これに対して、「ぞっとしない」という語についても『大辞林』では別項目で説明しています。

ぞっとしない
感心しない。うれしくない。「あまり ─ 話だ」「大概は ─ 女房ばかりなので、がつかりしたやうに歩調(あゆみ)を早めて/すみだ川 荷風」

ここでひとつの例文をみてください。

A「昨日、電子レンジ開けたら1カ月前のリゾットが入っててさ…」
B「マジかよ、あまりぞっとしない話だな」
C「うそぉ! ぞっとするじゃん」
B「え?」
C「え?」

ここで B が「マジかよ、あまりぞっとしない話だな」と言っているのは、「マジかよ、1カ月も放置しておくなんてあまり良いことではないな」という意味です。

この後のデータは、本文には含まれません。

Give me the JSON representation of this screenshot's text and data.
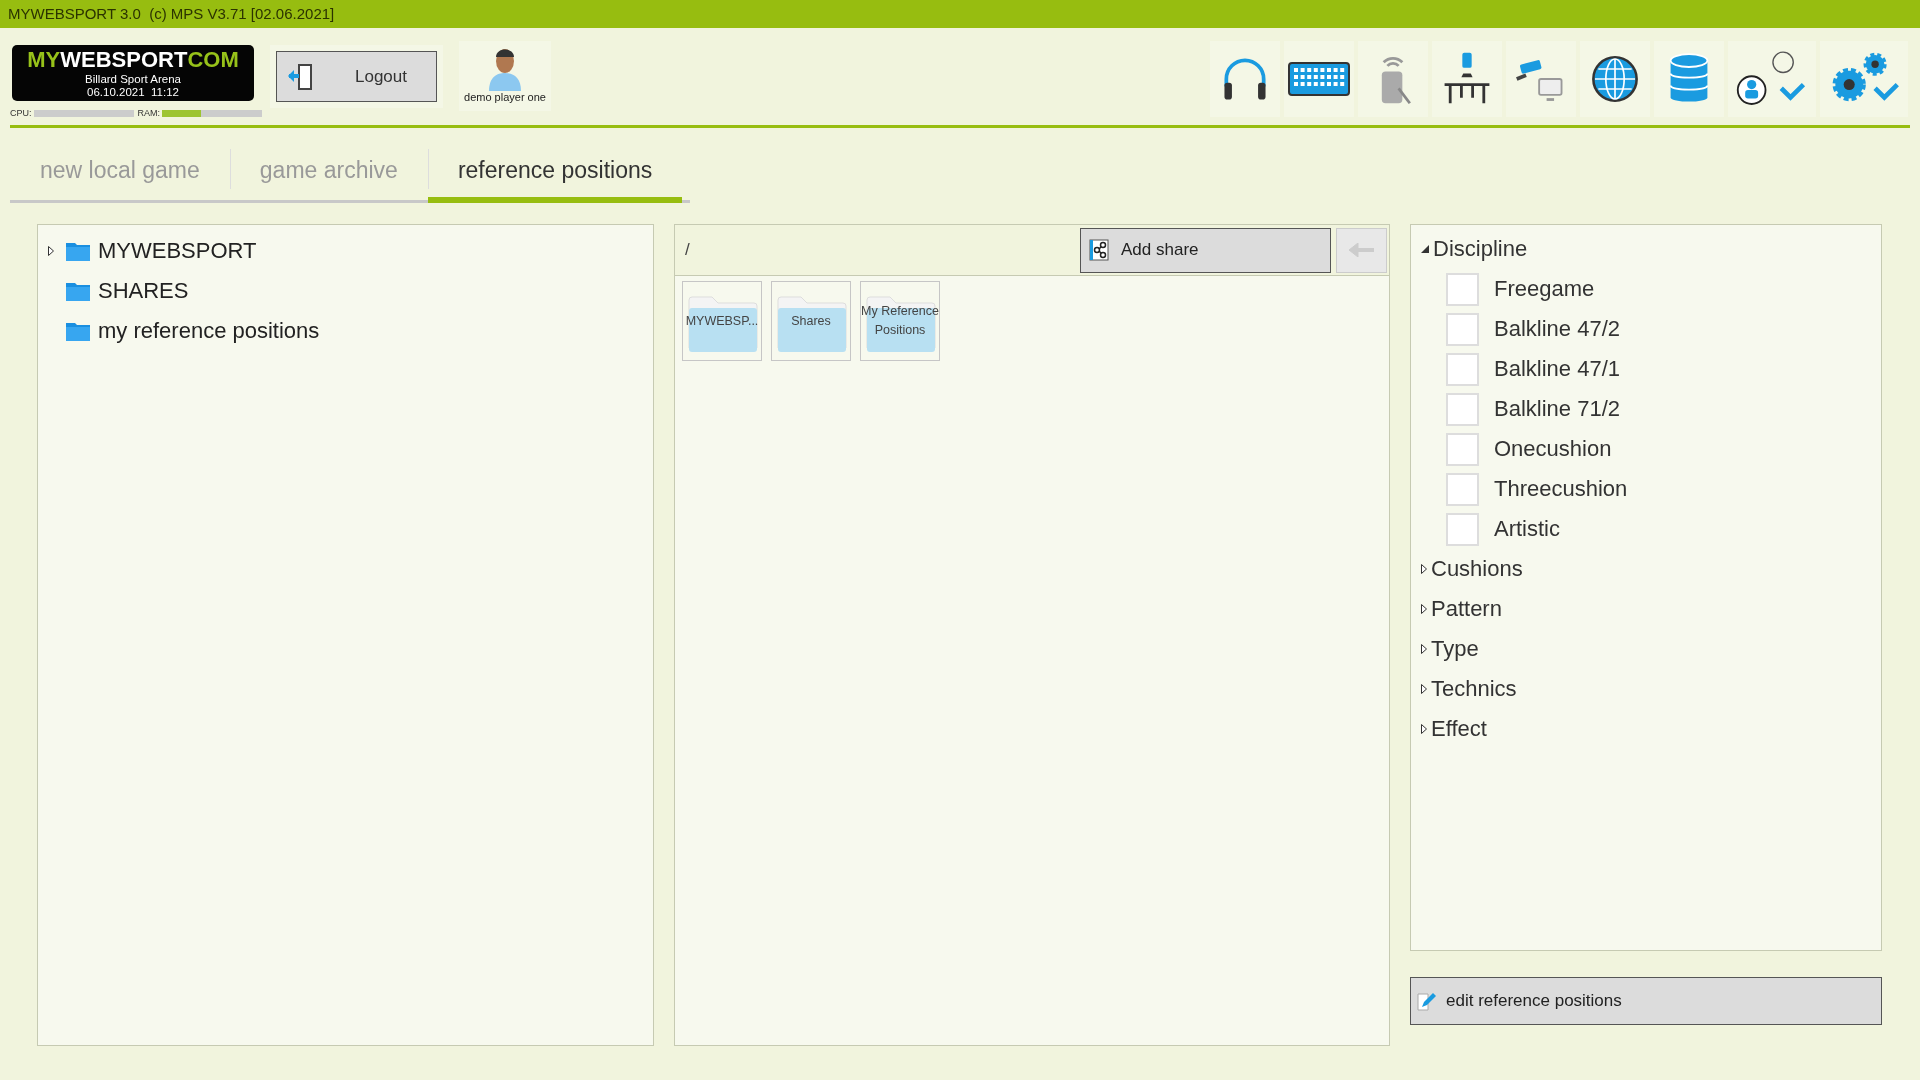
{
  "title_bar": {
    "title": "MYWEBSPORT 3.0  (c) MPS V3.71 [02.06.2021]"
  },
  "header": {
    "logo": {
      "part_1": "MY",
      "part_2": "WEBSPORT",
      "part_3": "COM",
      "subtitle": "Billard Sport Arena",
      "datetime": "06.10.2021  11:12"
    },
    "meters": [
      {
        "label": "CPU:",
        "level": 0
      },
      {
        "label": "RAM:",
        "level": 0.39
      }
    ],
    "logout_button": "Logout",
    "user": {
      "name": "demo player one"
    }
  },
  "tabs": [
    {
      "label": "new local game",
      "selected": false
    },
    {
      "label": "game archive",
      "selected": false
    },
    {
      "label": "reference positions",
      "selected": true
    }
  ],
  "tree": {
    "items": [
      {
        "label": "MYWEBSPORT",
        "kind": "expandable"
      },
      {
        "label": "SHARES",
        "kind": "leaf"
      },
      {
        "label": "my reference positions",
        "kind": "leaf"
      }
    ]
  },
  "browser": {
    "path": "/",
    "add_share_button": "Add share",
    "back_button": {
      "disabled": true
    },
    "folders": [
      {
        "label": "MYWEBSP..."
      },
      {
        "label": "Shares"
      },
      {
        "label": "My Reference Positions"
      }
    ]
  },
  "filters": {
    "groups": [
      {
        "label": "Discipline",
        "expanded": true,
        "options": [
          {
            "label": "Freegame",
            "checked": false
          },
          {
            "label": "Balkline 47/2",
            "checked": false
          },
          {
            "label": "Balkline 47/1",
            "checked": false
          },
          {
            "label": "Balkline 71/2",
            "checked": false
          },
          {
            "label": "Onecushion",
            "checked": false
          },
          {
            "label": "Threecushion",
            "checked": false
          },
          {
            "label": "Artistic",
            "checked": false
          }
        ]
      },
      {
        "label": "Cushions",
        "expanded": false
      },
      {
        "label": "Pattern",
        "expanded": false
      },
      {
        "label": "Type",
        "expanded": false
      },
      {
        "label": "Technics",
        "expanded": false
      },
      {
        "label": "Effect",
        "expanded": false
      }
    ]
  },
  "edit_button": "edit reference positions"
}
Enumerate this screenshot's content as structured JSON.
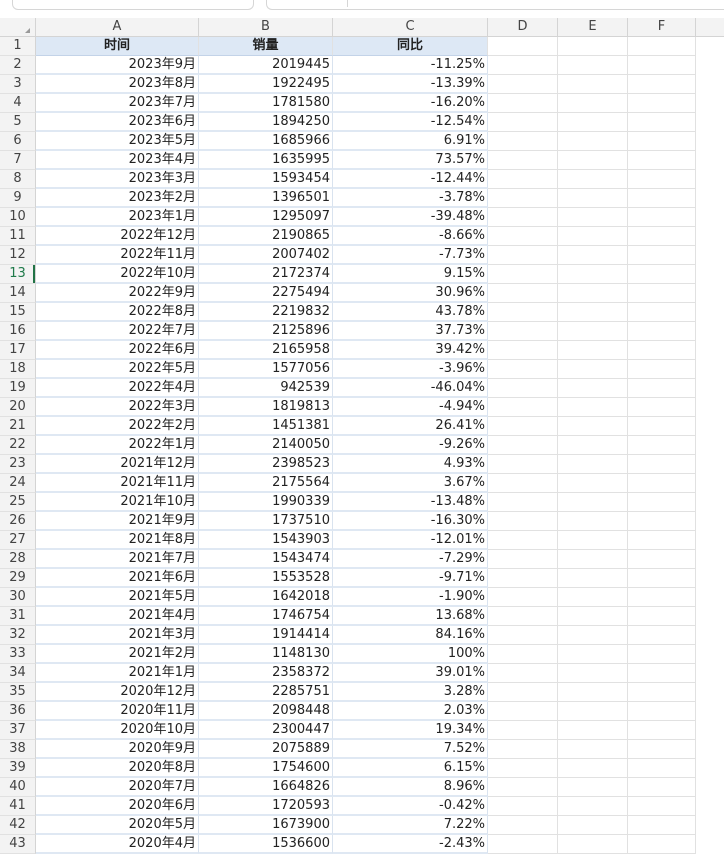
{
  "columns": [
    "A",
    "B",
    "C",
    "D",
    "E",
    "F"
  ],
  "header": {
    "time": "时间",
    "sales": "销量",
    "yoy": "同比"
  },
  "active_row": "13",
  "rows": [
    {
      "n": "2",
      "time": "2023年9月",
      "sales": "2019445",
      "yoy": "-11.25%"
    },
    {
      "n": "3",
      "time": "2023年8月",
      "sales": "1922495",
      "yoy": "-13.39%"
    },
    {
      "n": "4",
      "time": "2023年7月",
      "sales": "1781580",
      "yoy": "-16.20%"
    },
    {
      "n": "5",
      "time": "2023年6月",
      "sales": "1894250",
      "yoy": "-12.54%"
    },
    {
      "n": "6",
      "time": "2023年5月",
      "sales": "1685966",
      "yoy": "6.91%"
    },
    {
      "n": "7",
      "time": "2023年4月",
      "sales": "1635995",
      "yoy": "73.57%"
    },
    {
      "n": "8",
      "time": "2023年3月",
      "sales": "1593454",
      "yoy": "-12.44%"
    },
    {
      "n": "9",
      "time": "2023年2月",
      "sales": "1396501",
      "yoy": "-3.78%"
    },
    {
      "n": "10",
      "time": "2023年1月",
      "sales": "1295097",
      "yoy": "-39.48%"
    },
    {
      "n": "11",
      "time": "2022年12月",
      "sales": "2190865",
      "yoy": "-8.66%"
    },
    {
      "n": "12",
      "time": "2022年11月",
      "sales": "2007402",
      "yoy": "-7.73%"
    },
    {
      "n": "13",
      "time": "2022年10月",
      "sales": "2172374",
      "yoy": "9.15%"
    },
    {
      "n": "14",
      "time": "2022年9月",
      "sales": "2275494",
      "yoy": "30.96%"
    },
    {
      "n": "15",
      "time": "2022年8月",
      "sales": "2219832",
      "yoy": "43.78%"
    },
    {
      "n": "16",
      "time": "2022年7月",
      "sales": "2125896",
      "yoy": "37.73%"
    },
    {
      "n": "17",
      "time": "2022年6月",
      "sales": "2165958",
      "yoy": "39.42%"
    },
    {
      "n": "18",
      "time": "2022年5月",
      "sales": "1577056",
      "yoy": "-3.96%"
    },
    {
      "n": "19",
      "time": "2022年4月",
      "sales": "942539",
      "yoy": "-46.04%"
    },
    {
      "n": "20",
      "time": "2022年3月",
      "sales": "1819813",
      "yoy": "-4.94%"
    },
    {
      "n": "21",
      "time": "2022年2月",
      "sales": "1451381",
      "yoy": "26.41%"
    },
    {
      "n": "22",
      "time": "2022年1月",
      "sales": "2140050",
      "yoy": "-9.26%"
    },
    {
      "n": "23",
      "time": "2021年12月",
      "sales": "2398523",
      "yoy": "4.93%"
    },
    {
      "n": "24",
      "time": "2021年11月",
      "sales": "2175564",
      "yoy": "3.67%"
    },
    {
      "n": "25",
      "time": "2021年10月",
      "sales": "1990339",
      "yoy": "-13.48%"
    },
    {
      "n": "26",
      "time": "2021年9月",
      "sales": "1737510",
      "yoy": "-16.30%"
    },
    {
      "n": "27",
      "time": "2021年8月",
      "sales": "1543903",
      "yoy": "-12.01%"
    },
    {
      "n": "28",
      "time": "2021年7月",
      "sales": "1543474",
      "yoy": "-7.29%"
    },
    {
      "n": "29",
      "time": "2021年6月",
      "sales": "1553528",
      "yoy": "-9.71%"
    },
    {
      "n": "30",
      "time": "2021年5月",
      "sales": "1642018",
      "yoy": "-1.90%"
    },
    {
      "n": "31",
      "time": "2021年4月",
      "sales": "1746754",
      "yoy": "13.68%"
    },
    {
      "n": "32",
      "time": "2021年3月",
      "sales": "1914414",
      "yoy": "84.16%"
    },
    {
      "n": "33",
      "time": "2021年2月",
      "sales": "1148130",
      "yoy": "100%"
    },
    {
      "n": "34",
      "time": "2021年1月",
      "sales": "2358372",
      "yoy": "39.01%"
    },
    {
      "n": "35",
      "time": "2020年12月",
      "sales": "2285751",
      "yoy": "3.28%"
    },
    {
      "n": "36",
      "time": "2020年11月",
      "sales": "2098448",
      "yoy": "2.03%"
    },
    {
      "n": "37",
      "time": "2020年10月",
      "sales": "2300447",
      "yoy": "19.34%"
    },
    {
      "n": "38",
      "time": "2020年9月",
      "sales": "2075889",
      "yoy": "7.52%"
    },
    {
      "n": "39",
      "time": "2020年8月",
      "sales": "1754600",
      "yoy": "6.15%"
    },
    {
      "n": "40",
      "time": "2020年7月",
      "sales": "1664826",
      "yoy": "8.96%"
    },
    {
      "n": "41",
      "time": "2020年6月",
      "sales": "1720593",
      "yoy": "-0.42%"
    },
    {
      "n": "42",
      "time": "2020年5月",
      "sales": "1673900",
      "yoy": "7.22%"
    },
    {
      "n": "43",
      "time": "2020年4月",
      "sales": "1536600",
      "yoy": "-2.43%"
    }
  ]
}
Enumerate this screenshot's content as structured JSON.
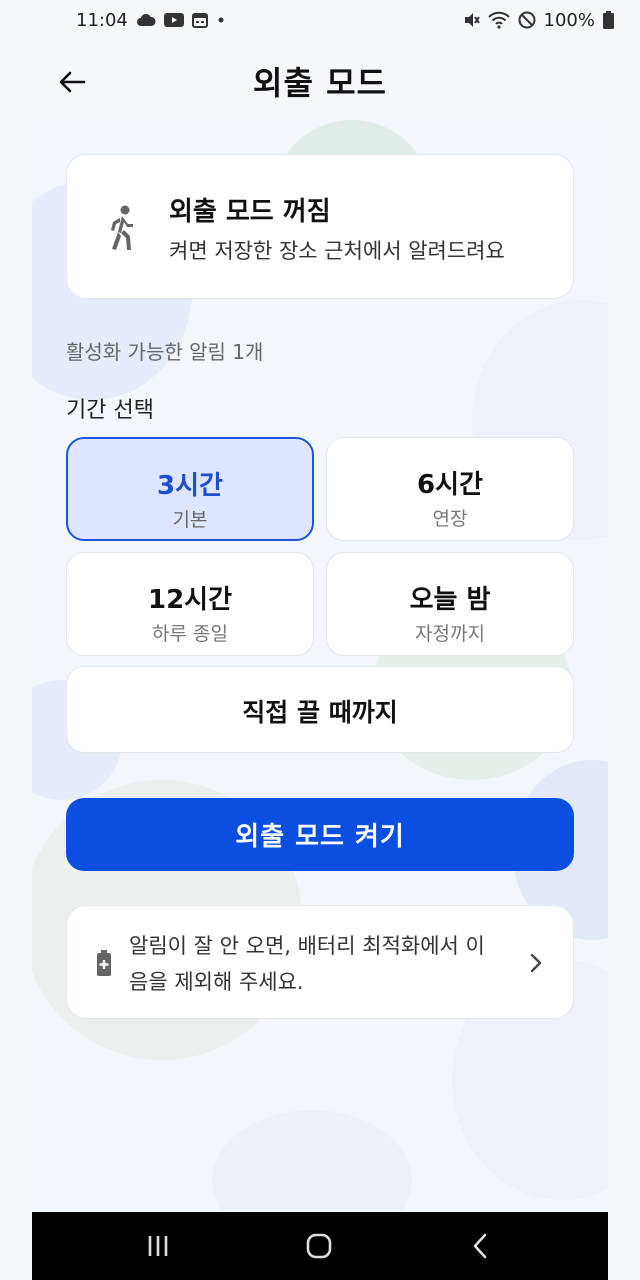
{
  "status_bar": {
    "time": "11:04",
    "left_icons": [
      "cloud-icon",
      "youtube-icon",
      "calendar-icon",
      "dot-icon"
    ],
    "right_icons": [
      "vibrate-off-icon",
      "wifi-icon",
      "do-not-disturb-icon",
      "battery-icon"
    ],
    "battery": "100%"
  },
  "header": {
    "title": "외출 모드",
    "back_icon": "arrow-left-icon"
  },
  "status_card": {
    "icon": "walking-person-icon",
    "title": "외출 모드 꺼짐",
    "description": "켜면 저장한 장소 근처에서 알려드려요"
  },
  "available_alerts": "활성화 가능한 알림 1개",
  "period": {
    "label": "기간 선택",
    "options": [
      {
        "main": "3시간",
        "sub": "기본",
        "selected": true
      },
      {
        "main": "6시간",
        "sub": "연장",
        "selected": false
      },
      {
        "main": "12시간",
        "sub": "하루 종일",
        "selected": false
      },
      {
        "main": "오늘 밤",
        "sub": "자정까지",
        "selected": false
      }
    ],
    "until_off": "직접 끌 때까지"
  },
  "primary_button": "외출 모드 켜기",
  "tip_card": {
    "icon": "battery-plus-icon",
    "line1": "알림이 잘 안 오면, 배터리 최적화에서 이",
    "line2": "음을 제외해 주세요.",
    "chevron": "chevron-right-icon"
  },
  "nav_bar": {
    "items": [
      "recent-apps-icon",
      "home-icon",
      "back-nav-icon"
    ]
  },
  "colors": {
    "accent": "#0a4fe0",
    "selected_bg": "#e0e5ff",
    "background": "#f5f7fb"
  }
}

ですから、この場合の「ぞっとしない」は「ぞっとする」の否定形(怖く感じない)ではなく、まったく別の慣用句だと考えた方がいいかもしれません。あえて語源を探るのなら、「ぞっとする」の ② の意味「強い感情が身体の中を通り抜けるさま」の否定形、つまり「とくに何も感じることはない → つまらない → 感心しない」と解釈すればいいでしょう。

世論調査の半数以上が「ぞっとしない」を「恐ろしくない」と回答

平成18年度に文化庁が「国語に関する世論調査」の中で、「今の映画は、あまりぞっとしないものだった」という例文の「ぞっとしない」の意味を尋ねました。

結果は、「恐ろしくない」と回答した人が過半数の 54.1% にのぼり、本来の意味である「面白くない」を選択した人の割合 31.3% を大きく上回ったそうです。

年齢別にみると、年配の人ほど本来の意味で回答する割合が多かったようですが、それでもすべての世代で「恐ろしくない」を選んだ人が「面白くない」を選んだ人の割合を上回りました。

ちなみに、「恐ろしくない」と「面白くない」の両方と回答した人が 2.4% いたそうです。

単純に「ぞっとする(恐ろしい)」の否定形として「ぞっとしない」を用いても文法的に間違いではないはず(例えば、「ねえねえ、今の映画、怖くてぞっとした?」「ううん、あまりぞっとしなかった」という使い方も間違いではないはず)なので、案外この 2.4% の人たちが正解なのかもしれません。

いずれにしても、「ぞっとしない」は個人的にわりと好きな言い回しなので廃れてしまわないことを望みます……。

ところで、

ネットで「ぞっとする/ぞっとしない」について議論されているサイトを覗いたら、「そういう言葉は相手の教養の高さによって使ったり、使わなかったりしています。バカな人に使ってもこっちがバカだと思われますから」といったような辛辣な意見もありました。

これはこれで、ぞっとしませんね。いや、ぞっとするのかな。